EUR/USD March 19 – Edges Lower on Fed Expectations

EUR/USD is steady on Wednesday, in what has been an uneventful week for the pair up to now, despite the continuing crisis in the Ukraine. In economic news, the markets await the Federal Reserve’s policy statement, with another trim to QE widely expected. In the Eurozone, today’s sole release is the German 10-year bond auction.

Here is a quick update on the technical situation, indicators, and market sentiment that moves euro/dollar.

EUR/USD Technical

  • EUR/USD edged lower in the Asian session, closing at 1.3915. The pair is unchanged in the European trading.

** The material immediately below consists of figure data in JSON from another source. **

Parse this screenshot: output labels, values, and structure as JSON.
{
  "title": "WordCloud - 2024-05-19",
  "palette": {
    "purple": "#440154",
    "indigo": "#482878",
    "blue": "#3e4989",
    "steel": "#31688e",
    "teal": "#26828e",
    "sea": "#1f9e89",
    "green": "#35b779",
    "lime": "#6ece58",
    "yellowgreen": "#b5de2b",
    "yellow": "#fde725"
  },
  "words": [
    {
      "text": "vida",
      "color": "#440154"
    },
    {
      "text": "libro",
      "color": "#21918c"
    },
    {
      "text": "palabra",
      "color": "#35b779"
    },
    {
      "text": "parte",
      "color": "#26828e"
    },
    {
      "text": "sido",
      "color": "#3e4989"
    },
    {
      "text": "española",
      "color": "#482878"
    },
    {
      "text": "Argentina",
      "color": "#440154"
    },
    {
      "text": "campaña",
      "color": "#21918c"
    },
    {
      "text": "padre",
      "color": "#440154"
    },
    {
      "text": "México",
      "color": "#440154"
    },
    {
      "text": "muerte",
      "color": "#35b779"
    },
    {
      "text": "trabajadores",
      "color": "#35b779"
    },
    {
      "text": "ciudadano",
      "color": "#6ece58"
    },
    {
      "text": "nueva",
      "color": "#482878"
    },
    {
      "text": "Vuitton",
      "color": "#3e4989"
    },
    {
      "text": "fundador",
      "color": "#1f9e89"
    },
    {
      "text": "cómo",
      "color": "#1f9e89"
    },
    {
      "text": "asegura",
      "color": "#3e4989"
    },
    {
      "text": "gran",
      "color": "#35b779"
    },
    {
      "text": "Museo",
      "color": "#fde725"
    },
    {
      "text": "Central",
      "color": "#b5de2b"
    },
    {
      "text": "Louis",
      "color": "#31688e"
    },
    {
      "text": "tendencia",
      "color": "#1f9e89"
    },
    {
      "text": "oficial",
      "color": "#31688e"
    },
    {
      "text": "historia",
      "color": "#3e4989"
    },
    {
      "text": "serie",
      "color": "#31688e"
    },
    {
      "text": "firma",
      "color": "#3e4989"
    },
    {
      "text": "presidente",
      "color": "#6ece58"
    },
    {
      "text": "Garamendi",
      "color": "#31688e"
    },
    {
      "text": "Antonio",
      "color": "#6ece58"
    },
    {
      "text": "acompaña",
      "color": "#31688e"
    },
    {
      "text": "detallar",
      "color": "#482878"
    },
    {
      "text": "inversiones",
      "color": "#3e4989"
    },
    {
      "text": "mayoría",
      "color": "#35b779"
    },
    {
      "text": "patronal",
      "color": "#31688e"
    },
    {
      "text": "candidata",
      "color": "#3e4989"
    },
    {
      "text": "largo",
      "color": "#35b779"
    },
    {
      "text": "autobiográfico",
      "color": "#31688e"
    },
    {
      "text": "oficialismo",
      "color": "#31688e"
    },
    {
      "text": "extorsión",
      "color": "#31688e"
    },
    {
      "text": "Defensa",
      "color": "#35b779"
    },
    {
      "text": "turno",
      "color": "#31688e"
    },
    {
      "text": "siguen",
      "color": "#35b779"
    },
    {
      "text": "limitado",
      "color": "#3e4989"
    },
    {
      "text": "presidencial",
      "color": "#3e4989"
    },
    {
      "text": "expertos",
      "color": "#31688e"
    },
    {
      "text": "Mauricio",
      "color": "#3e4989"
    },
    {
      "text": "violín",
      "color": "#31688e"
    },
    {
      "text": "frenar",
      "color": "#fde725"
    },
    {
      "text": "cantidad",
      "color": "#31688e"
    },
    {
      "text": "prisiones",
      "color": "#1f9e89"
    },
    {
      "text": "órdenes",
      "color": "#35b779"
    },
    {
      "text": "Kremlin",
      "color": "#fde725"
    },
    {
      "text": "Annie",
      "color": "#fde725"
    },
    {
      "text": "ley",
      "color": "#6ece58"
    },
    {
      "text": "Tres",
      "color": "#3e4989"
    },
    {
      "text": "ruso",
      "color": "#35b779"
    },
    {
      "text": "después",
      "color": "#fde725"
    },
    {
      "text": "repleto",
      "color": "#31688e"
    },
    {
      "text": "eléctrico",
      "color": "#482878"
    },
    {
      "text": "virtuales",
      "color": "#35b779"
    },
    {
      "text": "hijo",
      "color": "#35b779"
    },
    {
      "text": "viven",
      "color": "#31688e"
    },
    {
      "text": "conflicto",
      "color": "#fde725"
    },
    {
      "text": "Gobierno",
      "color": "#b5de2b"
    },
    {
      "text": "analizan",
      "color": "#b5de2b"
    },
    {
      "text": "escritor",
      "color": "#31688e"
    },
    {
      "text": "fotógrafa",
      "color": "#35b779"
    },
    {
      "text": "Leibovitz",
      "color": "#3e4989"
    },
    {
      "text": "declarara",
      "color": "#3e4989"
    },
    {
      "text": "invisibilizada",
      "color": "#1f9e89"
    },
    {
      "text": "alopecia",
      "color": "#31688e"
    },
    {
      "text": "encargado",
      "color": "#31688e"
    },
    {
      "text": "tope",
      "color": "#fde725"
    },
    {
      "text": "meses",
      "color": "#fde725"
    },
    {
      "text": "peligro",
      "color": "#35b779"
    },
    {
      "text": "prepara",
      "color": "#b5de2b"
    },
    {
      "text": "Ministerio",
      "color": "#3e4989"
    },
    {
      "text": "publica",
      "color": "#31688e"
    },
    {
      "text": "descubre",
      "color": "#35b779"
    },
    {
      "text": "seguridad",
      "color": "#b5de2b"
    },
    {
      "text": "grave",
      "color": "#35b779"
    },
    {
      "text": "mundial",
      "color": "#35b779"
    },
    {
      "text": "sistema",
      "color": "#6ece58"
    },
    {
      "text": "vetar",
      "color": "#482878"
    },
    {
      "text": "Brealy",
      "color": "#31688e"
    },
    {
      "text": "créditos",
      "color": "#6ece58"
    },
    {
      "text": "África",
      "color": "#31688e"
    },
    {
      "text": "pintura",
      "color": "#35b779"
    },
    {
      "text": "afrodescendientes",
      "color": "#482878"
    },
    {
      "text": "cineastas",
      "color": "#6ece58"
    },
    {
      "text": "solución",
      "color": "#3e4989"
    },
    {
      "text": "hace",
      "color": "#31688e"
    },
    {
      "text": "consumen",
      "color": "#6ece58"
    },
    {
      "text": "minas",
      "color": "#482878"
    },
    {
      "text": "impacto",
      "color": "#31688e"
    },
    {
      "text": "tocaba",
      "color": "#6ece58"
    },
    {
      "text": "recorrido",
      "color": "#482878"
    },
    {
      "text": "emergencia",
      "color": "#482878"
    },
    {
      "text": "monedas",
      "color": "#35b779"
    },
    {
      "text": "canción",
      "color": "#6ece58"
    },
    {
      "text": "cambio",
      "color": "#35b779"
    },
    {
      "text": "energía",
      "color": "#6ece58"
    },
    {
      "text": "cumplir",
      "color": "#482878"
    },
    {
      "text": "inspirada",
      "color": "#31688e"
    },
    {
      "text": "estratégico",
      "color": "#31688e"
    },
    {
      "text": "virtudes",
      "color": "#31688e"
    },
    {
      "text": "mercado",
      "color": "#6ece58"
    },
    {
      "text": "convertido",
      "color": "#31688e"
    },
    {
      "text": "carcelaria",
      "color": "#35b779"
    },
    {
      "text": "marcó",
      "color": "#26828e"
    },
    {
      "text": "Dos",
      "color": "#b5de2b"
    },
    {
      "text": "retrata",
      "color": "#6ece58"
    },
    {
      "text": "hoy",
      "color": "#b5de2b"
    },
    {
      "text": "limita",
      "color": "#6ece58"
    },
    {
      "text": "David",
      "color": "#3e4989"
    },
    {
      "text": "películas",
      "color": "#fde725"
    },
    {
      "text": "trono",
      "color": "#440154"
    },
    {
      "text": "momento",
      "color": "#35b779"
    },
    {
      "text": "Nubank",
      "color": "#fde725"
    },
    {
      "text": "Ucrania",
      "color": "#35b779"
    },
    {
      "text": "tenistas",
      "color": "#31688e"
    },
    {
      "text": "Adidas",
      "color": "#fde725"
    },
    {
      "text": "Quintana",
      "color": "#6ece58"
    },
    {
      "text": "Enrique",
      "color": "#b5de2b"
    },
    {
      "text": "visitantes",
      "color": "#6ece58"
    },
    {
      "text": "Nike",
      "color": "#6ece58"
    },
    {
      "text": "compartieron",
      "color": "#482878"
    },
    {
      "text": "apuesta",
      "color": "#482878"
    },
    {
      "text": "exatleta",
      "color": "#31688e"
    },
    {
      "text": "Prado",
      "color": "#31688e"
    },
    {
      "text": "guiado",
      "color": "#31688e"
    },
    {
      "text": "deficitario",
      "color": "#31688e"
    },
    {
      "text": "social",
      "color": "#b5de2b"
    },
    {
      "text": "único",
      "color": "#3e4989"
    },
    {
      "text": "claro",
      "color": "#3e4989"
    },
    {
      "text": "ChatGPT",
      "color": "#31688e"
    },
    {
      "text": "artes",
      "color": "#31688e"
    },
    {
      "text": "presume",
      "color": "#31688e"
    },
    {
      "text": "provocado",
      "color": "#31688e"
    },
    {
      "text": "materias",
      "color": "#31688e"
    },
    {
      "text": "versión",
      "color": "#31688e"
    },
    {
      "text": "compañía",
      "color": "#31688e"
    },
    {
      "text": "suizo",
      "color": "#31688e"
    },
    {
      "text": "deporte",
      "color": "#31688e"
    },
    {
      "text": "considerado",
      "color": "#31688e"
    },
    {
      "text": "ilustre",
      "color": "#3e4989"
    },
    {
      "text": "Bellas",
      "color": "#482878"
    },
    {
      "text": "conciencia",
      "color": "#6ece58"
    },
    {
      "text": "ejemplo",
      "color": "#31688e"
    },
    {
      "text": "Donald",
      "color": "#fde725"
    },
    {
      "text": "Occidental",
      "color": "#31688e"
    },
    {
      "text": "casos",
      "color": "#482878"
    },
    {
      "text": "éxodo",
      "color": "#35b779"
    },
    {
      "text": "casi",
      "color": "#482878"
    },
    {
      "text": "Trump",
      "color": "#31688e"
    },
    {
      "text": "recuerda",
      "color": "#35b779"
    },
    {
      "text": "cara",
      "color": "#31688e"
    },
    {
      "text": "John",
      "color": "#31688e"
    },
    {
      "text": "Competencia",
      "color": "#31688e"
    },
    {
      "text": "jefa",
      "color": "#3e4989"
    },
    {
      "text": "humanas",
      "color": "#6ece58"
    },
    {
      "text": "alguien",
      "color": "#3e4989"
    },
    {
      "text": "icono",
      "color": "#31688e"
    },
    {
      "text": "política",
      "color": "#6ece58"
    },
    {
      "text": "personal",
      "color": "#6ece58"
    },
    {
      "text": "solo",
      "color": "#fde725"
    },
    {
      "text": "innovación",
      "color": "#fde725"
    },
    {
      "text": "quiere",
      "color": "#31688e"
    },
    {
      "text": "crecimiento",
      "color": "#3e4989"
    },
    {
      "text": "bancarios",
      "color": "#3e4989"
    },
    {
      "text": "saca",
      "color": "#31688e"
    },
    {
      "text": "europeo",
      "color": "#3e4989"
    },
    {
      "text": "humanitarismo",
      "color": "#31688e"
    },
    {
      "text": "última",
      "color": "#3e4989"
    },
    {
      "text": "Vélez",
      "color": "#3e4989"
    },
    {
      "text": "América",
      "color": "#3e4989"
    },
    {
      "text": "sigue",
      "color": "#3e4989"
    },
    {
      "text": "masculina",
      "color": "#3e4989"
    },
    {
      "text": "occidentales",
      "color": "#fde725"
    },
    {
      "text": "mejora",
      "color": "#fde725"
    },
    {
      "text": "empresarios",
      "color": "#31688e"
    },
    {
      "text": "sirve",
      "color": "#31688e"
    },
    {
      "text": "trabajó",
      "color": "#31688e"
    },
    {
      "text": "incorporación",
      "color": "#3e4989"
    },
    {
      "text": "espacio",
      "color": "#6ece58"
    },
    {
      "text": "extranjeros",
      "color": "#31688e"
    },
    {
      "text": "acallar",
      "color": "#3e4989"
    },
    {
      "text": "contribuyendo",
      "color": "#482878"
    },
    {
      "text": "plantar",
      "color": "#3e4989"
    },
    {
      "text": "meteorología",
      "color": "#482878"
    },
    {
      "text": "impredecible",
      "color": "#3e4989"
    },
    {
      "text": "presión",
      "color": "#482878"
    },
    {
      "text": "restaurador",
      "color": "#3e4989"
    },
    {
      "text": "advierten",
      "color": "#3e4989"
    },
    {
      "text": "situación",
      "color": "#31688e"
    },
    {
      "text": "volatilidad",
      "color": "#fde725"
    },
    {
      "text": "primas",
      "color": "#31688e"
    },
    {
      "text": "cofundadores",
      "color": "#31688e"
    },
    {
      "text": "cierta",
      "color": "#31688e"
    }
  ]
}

Current range: 1.3894 to 1.3940.

Further levels in both directions:  

  • Below: 1.3894, 1.3830, 1.3773, 1.37, 1.3650 and 1.3560.
  • Above: 1.3940, 1.40, 1.4149 and 1.4307.
  • 1.3940 is the next resistance line. The key line of 1.40 is next.
  • 1.3894 is providing weak support. 1.3830 follows.

EUR/USD Fundamentals

  • Tentative – German 10-year Bond Auction.
  • 12:30 US Current Account. Exp. -88B.
  • 14:30 US Crude Oil Inventories. Exp. 2.4M.
  • 18:00 US FOMC Economic Projections. 
  • 18:00 US FOMC Statement. 
  • 18:00 US Federal Funds Rate.
  • 18:30 US FOMC Press Conference. 

*All times are GMT

For more events and lines, see the Euro to dollar forecast.

EUR/USD Sentiment

  • QE taper likely: The Federal Reserve concludes its policy meeting on Wednesday, its first meeting under the tutelage of Janet Yellen. Recent US numbers haven’t dazzled, but they should be strong enough for the Federal Reserve to go ahead with another taper of QE. This would be the third trim of the Fed’s asset-buying scheme, and would reduce QE to $55 billion per month. These tapers are dollar-positive and mark a vote of confidence in the US economy by the Fed.
  • Ukraine crisis escalates: Events are moving fast in the Ukrainian crisis. Voters in Crimea voted overwhelmingly to join Russia in a referendum on Sunday. The next day, Russian Prime Minister Putin formally recognized Crimea as an independent state, paving the way for annexation. The EU and US have slapped targeted sanctions against high-ranking Russian officials, and Western leaders plan to meet during the week to discuss a united strategy to respond to the crisis.
  • ESM confirmed by German Court: The European Stability Mechanism, which is the Eurozone’s bailout fund, was confirmed as legal by the German Federal Constitutional Court on Tuesday. Germany is the biggest contributor to the EUR 970 billion fund. In February, the court deferred a decision on the Outright Monetary Transactions, which is credited with saving weak members of the Eurozone, to the European Court of Justice.
  • Draghi giveth, Draghi taketh away: ECB president gave the euro a big boost by not making any move in the rate decision. However, when the pair got close to 1.40, he already opened his mouth and released a thinly veiled hint about the exchange rate. This was the main reason for the euro crash.
  • Chinese worries: The negative trade balance, a corporate default and weaker than expected figures create fears that China is slowing down faster than expected and that this hard landing will impact the entire world. Meanwhile, China is also thought to be more actively diversifying away from US dollars and hoarding euros, pushing up the value of the common currency.